Though much of his craftsmanship can be traced to ancestry and a broad range of educational training, his work ethic and precision evolved from his own ideals and sensibilities. In “Summer Day,” or “Coney Island,” for instance, figures on the beach romp through a heat induced haze. The visions may carry traces of Diebenkorn’s influence, but the atmospheric mood is distinctive.

From abstract artists he learned to understand models of formal concepts, notable not only in his paintings and sculptures, but applied to his photographs as well. When photographing water towers and industrial structures, for example, it is their geometric patterns that become the focus of his attention.

Robie achieves a sense of movement and dynamism, whatever the medium. Particularly vital examples are the luminous colors and designs found in the painting “Shadow Play,” and in the carved and painted wood sculpture, “Garden.”  It is apparent, also, in the twisted forms of some freestanding wood sculptures.

Further visual impact stems from the stylized abstractions of signs, symbols and emblems. Though an essential element in commercial ventures, Robie uses them to enliven his fine art as well. Symbols that vitalize the painting “Ancient Writing” are duplicated in the alabaster sculpture “The Beginning,” where they are formed from oxidized Dutch metal.
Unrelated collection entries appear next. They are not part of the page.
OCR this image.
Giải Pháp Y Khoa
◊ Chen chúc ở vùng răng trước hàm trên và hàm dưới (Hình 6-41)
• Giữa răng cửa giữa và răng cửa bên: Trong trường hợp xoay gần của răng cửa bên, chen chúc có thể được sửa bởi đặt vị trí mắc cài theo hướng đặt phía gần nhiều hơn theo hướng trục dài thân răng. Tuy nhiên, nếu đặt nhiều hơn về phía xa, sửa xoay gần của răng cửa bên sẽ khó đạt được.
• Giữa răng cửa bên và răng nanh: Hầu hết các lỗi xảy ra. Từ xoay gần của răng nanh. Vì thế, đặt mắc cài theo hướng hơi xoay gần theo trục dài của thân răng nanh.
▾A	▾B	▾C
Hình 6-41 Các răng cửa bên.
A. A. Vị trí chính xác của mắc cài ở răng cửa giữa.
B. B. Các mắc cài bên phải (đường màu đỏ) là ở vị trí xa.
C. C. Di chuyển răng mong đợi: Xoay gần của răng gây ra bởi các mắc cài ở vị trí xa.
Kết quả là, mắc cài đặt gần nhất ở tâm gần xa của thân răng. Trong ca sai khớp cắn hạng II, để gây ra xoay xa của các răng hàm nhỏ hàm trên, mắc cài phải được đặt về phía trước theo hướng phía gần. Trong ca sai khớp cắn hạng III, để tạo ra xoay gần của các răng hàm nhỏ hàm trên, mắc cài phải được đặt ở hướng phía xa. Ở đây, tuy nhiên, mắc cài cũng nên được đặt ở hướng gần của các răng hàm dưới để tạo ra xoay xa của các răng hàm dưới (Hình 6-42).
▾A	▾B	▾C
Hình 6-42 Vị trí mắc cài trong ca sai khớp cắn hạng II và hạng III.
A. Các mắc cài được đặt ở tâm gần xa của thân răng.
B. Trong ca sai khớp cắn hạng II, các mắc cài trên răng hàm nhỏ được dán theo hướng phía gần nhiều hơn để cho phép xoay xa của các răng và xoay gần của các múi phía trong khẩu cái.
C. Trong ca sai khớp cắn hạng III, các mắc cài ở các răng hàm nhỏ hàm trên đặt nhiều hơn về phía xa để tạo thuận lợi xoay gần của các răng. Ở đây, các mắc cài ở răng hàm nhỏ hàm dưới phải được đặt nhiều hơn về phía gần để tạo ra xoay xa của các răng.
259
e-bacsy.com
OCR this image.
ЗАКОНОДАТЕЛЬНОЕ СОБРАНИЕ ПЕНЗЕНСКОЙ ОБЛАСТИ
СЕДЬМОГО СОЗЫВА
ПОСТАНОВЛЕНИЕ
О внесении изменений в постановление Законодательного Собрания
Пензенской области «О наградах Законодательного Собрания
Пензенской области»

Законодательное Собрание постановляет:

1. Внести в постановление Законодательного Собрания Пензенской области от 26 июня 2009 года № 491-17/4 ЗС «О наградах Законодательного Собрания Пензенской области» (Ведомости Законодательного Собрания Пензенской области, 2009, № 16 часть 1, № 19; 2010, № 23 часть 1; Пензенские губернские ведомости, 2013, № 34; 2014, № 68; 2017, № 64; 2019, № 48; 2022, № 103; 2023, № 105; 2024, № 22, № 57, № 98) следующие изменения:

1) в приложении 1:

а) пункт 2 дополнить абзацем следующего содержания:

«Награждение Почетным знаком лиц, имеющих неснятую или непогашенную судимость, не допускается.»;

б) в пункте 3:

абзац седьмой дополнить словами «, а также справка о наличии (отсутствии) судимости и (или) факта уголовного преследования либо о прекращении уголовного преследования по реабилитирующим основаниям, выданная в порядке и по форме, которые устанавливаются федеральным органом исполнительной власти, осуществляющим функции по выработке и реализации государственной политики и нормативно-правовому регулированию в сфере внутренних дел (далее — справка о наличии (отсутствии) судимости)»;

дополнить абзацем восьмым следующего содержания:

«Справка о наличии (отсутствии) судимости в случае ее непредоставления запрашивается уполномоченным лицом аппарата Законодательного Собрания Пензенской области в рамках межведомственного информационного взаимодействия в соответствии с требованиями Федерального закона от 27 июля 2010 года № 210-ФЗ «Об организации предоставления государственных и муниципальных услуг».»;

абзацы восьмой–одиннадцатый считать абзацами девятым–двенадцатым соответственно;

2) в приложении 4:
Robie continues to experiment with materials and tools, combining dyes, gels, bleach and watercolor, often exploiting accidents to achieve new and unusual visions. His quest for animated surfaces is evident in his latest large-scale paintings, “Linear Concepts” and “Other Infuences.” Featured concurrently in the concurrent Gallery KM exhibition, vibrantly colored geometric fields are scored with lines, scribing, scratches, and glyphs. As in “Ancient Dream,” they are set against black backgrounds. Black lines that run through the forms further enhance the colors, making them as luminous as stained glass windows.

His extensive education may very well have been the impetus for his many achievements, considering that he himself attributes his visual acuity the result of “intense preparation and experience acquired over the years.” Yet, though his education and exterior observations allowed him to derive an understanding of formal concepts, it is his interior impulses that make the works distinctive, especially when commercial endeavors require a balance between logic with illusion.   

As the owner of a design business, his production of graphic works has been prodigious. The lessons he derived from early training with graphic masters continue to be inspirational, with the exposure he received to the delicate balancing act that occurs between artist and client remaining especially valuable. Deft at managing the visual and emotional crisscrossing between fine art and commercial values, similar shapes and symbols often show up in both.

Whether designing for the Olympic Organizing Committee, the J. Paul Getty Trust, the Los Angeles Convention Center, or for a multitude of corporate accounts, he maintains a clear sense of spatial definition and chromatic range. The Teledyne Technologies Report, to cite one example, has imagery that is clear and concise, yet imaginative. Though four disparate shapes are interlocked to create an intricate design, it appears visually uncomplicated. Whatever the medium Robie may be working in, it’s drama of the vision is that counts.